The Vancouver Block can be seen on the left, on Granville Street, and it’s still visible today, one of the taller buildings on the retail strip. The gasometer on the right of the picture was on the end of False Creek, and the resulting pollution from the coal gas production is one reason for the parks among the residential towers developed by Concord Pacific. (The most polluted land is capped and sealed under a park, rather than risking disturbing it). That’s the earlier Georgia Viaduct crossing the industrial activity and railyards now occupied by the two stadia.
On the left St Paul’s Hospital is just visible, and across the street was Dawson School, where today the dark towers of the Wall Centre have been built.

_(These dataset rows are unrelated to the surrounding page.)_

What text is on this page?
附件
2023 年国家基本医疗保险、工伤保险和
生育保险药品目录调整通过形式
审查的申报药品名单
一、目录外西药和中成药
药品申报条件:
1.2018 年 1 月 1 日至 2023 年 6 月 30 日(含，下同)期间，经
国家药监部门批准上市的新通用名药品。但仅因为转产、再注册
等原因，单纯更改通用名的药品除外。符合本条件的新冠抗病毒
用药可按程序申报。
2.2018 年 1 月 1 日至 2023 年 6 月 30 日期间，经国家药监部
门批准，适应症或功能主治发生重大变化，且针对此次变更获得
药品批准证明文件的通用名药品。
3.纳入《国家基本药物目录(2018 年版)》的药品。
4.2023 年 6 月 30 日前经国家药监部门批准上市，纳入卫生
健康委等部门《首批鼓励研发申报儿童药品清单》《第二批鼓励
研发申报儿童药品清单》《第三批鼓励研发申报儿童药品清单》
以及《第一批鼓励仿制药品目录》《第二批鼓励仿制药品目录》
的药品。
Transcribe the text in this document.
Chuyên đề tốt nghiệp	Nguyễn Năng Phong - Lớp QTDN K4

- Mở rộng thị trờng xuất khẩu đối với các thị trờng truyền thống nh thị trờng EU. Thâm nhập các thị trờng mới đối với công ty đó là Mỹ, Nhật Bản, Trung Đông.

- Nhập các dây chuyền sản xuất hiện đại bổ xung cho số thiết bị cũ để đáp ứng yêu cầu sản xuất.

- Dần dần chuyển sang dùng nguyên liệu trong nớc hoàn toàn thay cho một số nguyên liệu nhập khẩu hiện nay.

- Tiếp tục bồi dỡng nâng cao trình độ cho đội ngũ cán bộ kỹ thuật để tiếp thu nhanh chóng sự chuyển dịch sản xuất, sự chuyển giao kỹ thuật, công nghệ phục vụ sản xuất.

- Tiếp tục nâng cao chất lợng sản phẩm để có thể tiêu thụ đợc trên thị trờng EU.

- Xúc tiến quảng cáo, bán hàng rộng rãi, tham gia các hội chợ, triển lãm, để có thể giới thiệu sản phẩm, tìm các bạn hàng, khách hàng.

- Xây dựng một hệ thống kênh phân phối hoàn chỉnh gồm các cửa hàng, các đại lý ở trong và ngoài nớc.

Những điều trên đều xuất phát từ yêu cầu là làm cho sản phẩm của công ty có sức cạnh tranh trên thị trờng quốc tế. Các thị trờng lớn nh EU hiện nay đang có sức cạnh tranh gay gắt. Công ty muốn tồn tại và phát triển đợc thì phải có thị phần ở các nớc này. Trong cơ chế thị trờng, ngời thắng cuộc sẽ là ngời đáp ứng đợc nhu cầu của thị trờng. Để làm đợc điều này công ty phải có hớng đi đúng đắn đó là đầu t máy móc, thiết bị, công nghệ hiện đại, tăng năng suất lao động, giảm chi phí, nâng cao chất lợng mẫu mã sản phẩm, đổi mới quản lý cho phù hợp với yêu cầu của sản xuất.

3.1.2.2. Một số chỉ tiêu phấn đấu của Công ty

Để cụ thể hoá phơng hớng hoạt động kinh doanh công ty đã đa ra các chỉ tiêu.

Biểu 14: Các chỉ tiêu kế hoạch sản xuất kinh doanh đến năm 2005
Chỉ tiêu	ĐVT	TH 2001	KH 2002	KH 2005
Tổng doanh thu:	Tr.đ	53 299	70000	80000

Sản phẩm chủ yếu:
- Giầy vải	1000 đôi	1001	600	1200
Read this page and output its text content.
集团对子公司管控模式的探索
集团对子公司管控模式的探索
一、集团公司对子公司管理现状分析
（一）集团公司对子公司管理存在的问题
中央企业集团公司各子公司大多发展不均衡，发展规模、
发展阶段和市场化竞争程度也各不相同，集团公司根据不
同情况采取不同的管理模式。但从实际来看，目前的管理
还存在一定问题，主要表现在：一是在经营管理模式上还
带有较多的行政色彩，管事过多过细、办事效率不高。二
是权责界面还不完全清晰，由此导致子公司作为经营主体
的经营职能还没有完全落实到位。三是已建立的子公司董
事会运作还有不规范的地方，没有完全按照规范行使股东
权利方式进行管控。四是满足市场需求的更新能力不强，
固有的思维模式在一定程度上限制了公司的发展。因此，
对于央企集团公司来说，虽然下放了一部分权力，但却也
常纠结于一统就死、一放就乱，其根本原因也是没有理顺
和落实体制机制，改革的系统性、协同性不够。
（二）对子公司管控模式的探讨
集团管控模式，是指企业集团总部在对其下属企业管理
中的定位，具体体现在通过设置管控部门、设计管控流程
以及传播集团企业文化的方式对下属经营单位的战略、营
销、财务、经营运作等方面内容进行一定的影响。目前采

Because the shots were taken from different elevations, although they line up almost perfectly, it’s possible to see further up Burrard Inlet in the contemporary shot. In the foreground it’s easy to see the two newest and noteably taller towers. Vancouver House from this angle looks like any other rectangular condo, as the dramatic scooped cutout is hidden from view. The 54 storey Burrard Place is just left of centre, the first of three towers planned for the same block of Hornby. Between them, the contrasting black glazing and white marble balconies of the Pacific by Grosvenor stands out, another recent addition to the skyline. In the 1940s this part of Downtown was still single family homes, although some had been converted to commercial uses, and others to rooming houses.